Sie vertritt auch weiterhin die Auffassung, der vom Landgericht zugesprochene Hilfsantrag zu 1)a) sei wegen mangelnder Bestimmtheit als unzulässig abzuweisen.
Darüber hinaus ist die Beklagte nach wie vor der Ansicht, daß die Klägerin nicht aktivlegitimiert sei. Die Behauptung, in allen Anstellungsverträgen für Redakteure sei eine Vereinbarung enthalten, durch die der Klägerin ein ausschließliches Nutzungsrecht eingeräumt werde, werde auch nicht durch die Aussage des Zeugen (…) bewiesen. Dessen dahingehende Bekundung enthalte eine rechtliche Schlußfolgerung, die einem Zeugen nicht zustehe und auf die das Gericht sich nicht stützen dürfe.

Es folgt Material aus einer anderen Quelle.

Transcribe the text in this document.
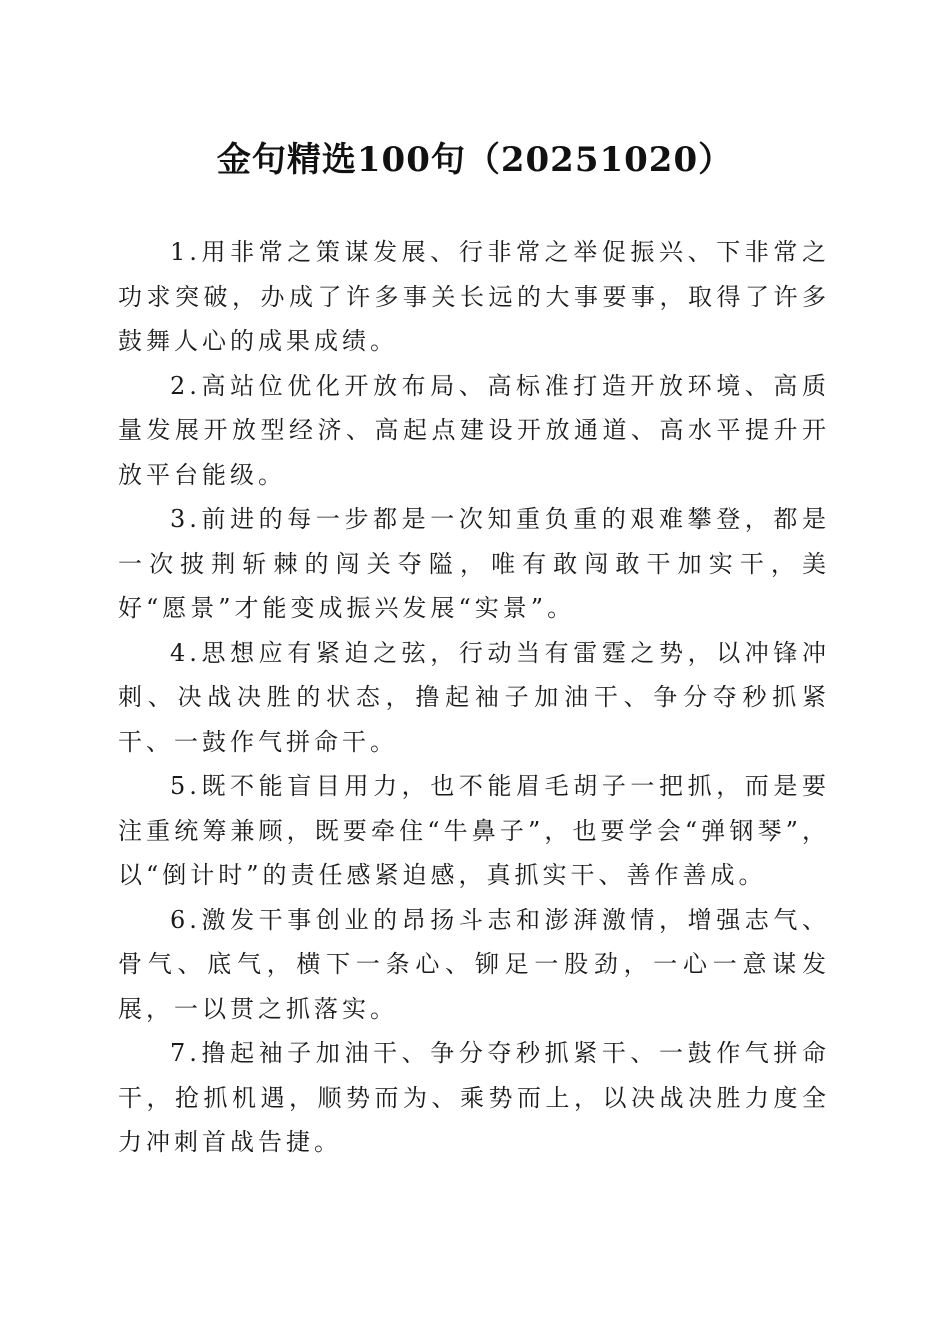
金句精选100句（20251020）

1.用非常之策谋发展、行非常之举促振兴、下非常之功求突破，办成了许多事关长远的大事要事，取得了许多鼓舞人心的成果成绩。

2.高站位优化开放布局、高标准打造开放环境、高质量发展开放型经济、高起点建设开放通道、高水平提升开放平台能级。

3.前进的每一步都是一次知重负重的艰难攀登，都是一次披荆斩棘的闯关夺隘，唯有敢闯敢干加实干，美好“愿景”才能变成振兴发展“实景”。

4.思想应有紧迫之弦，行动当有雷霆之势，以冲锋冲刺、决战决胜的状态，撸起袖子加油干、争分夺秒抓紧干、一鼓作气拼命干。

5.既不能盲目用力，也不能眉毛胡子一把抓，而是要注重统筹兼顾，既要牵住“牛鼻子”，也要学会“弹钢琴”，以“倒计时”的责任感紧迫感，真抓实干、善作善成。

6.激发干事创业的昂扬斗志和澎湃激情，增强志气、骨气、底气，横下一条心、铆足一股劲，一心一意谋发展，一以贯之抓落实。

7.撸起袖子加油干、争分夺秒抓紧干、一鼓作气拼命干，抢抓机遇，顺势而为、乘势而上，以决战决胜力度全力冲刺首战告捷。
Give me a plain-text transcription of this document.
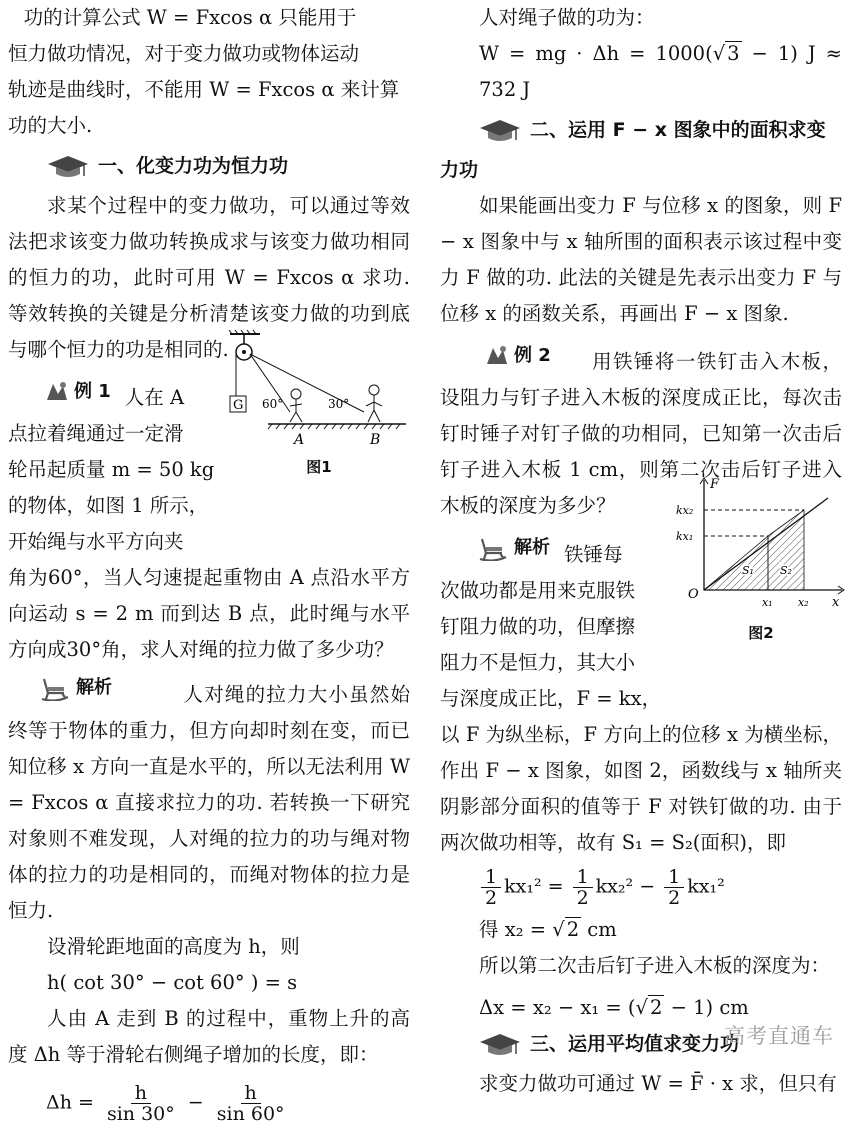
功的计算公式 W = Fxcos α 只能用于

恒力做功情况，对于变力做功或物体运动

轨迹是曲线时，不能用 W = Fxcos α 来计算

功的大小.

一、化变力功为恒力功

求某个过程中的变力做功，可以通过等效法把求该变力做功转换成求与该变力做功相同的恒力的功，此时可用 W = Fxcos α 求功. 等效转换的关键是分析清楚该变力做的功到底与哪个恒力的功是相同的.

例 1 人在 A

点拉着绳通过一定滑

轮吊起质量 m = 50 kg

的物体，如图 1 所示，

开始绳与水平方向夹

角为60°，当人匀速提起重物由 A 点沿水平方向运动 s = 2 m 而到达 B 点，此时绳与水平方向成30°角，求人对绳的拉力做了多少功？

解析	人对绳的拉力大小虽然始终等于物体的重力，但方向却时刻在变，而已知位移 x 方向一直是水平的，所以无法利用 W = Fxcos α 直接求拉力的功. 若转换一下研究对象则不难发现，人对绳的拉力的功与绳对物体的拉力的功是相同的，而绳对物体的拉力是恒力.

设滑轮距地面的高度为 h，则

h( cot 30° − cot 60° ) = s

人由 A 走到 B 的过程中，重物上升的高度 Δh 等于滑轮右侧绳子增加的长度，即：

$\Delta h = \frac{h}{\sin 30^\circ} - \frac{h}{\sin 60^\circ}$
G 60°	30°
A	B
图1

人对绳子做的功为：

W = mg · Δh = 1000(√ 3 − 1) J ≈ 732 J

二、运用 F − x 图象中的面积求变

力功

如果能画出变力 F 与位移 x 的图象，则 F − x 图象中与 x 轴所围的面积表示该过程中变力 F 做的功. 此法的关键是先表示出变力 F 与位移 x 的函数关系，再画出 F − x 图象.

例 2	用铁锤将一铁钉击入木板，设阻力与钉子进入木板的深度成正比，每次击钉时锤子对钉子做的功相同，已知第一次击后钉子进入木板 1 cm，则第二次击后钉子进入木板的深度为多少？

解析 铁锤每

次做功都是用来克服铁

钉阻力做的功，但摩擦

阻力不是恒力，其大小

与深度成正比，F = kx，

以 F 为纵坐标，F 方向上的位移 x 为横坐标，作出 F − x 图象，如图 2，函数线与 x 轴所夹阴影部分面积的值等于 F 对铁钉做的功. 由于两次做功相等，故有 S₁ = S₂(面积)，即

$\frac{1}{2} kx_1^2 = \frac{1}{2} kx_2^2 - \frac{1}{2} kx_1^2$

得 x₂ = √ 2 cm

所以第二次击后钉子进入木板的深度为：

Δx = x₂ − x₁ = (√ 2 − 1) cm

三、运用平均值求变力功

求变力做功可通过 W = F̄ · x 求，但只有

F
x
O
kx₂
kx₁
S₁ S₂
x₁ x₂
图2
高考直通车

Weiterhin meint die Beklagte, das Landgericht gehe zu Unrecht davon aus, daß die – von den in Anlage K 12 aufgeführten Redakteuren – verfaßten Beiträge urheberrechtsschutzfähig seien. Das Urteil stütze sich auf eine dahingehende Vermutung, die jedoch dem Urheberrecht fremd sei.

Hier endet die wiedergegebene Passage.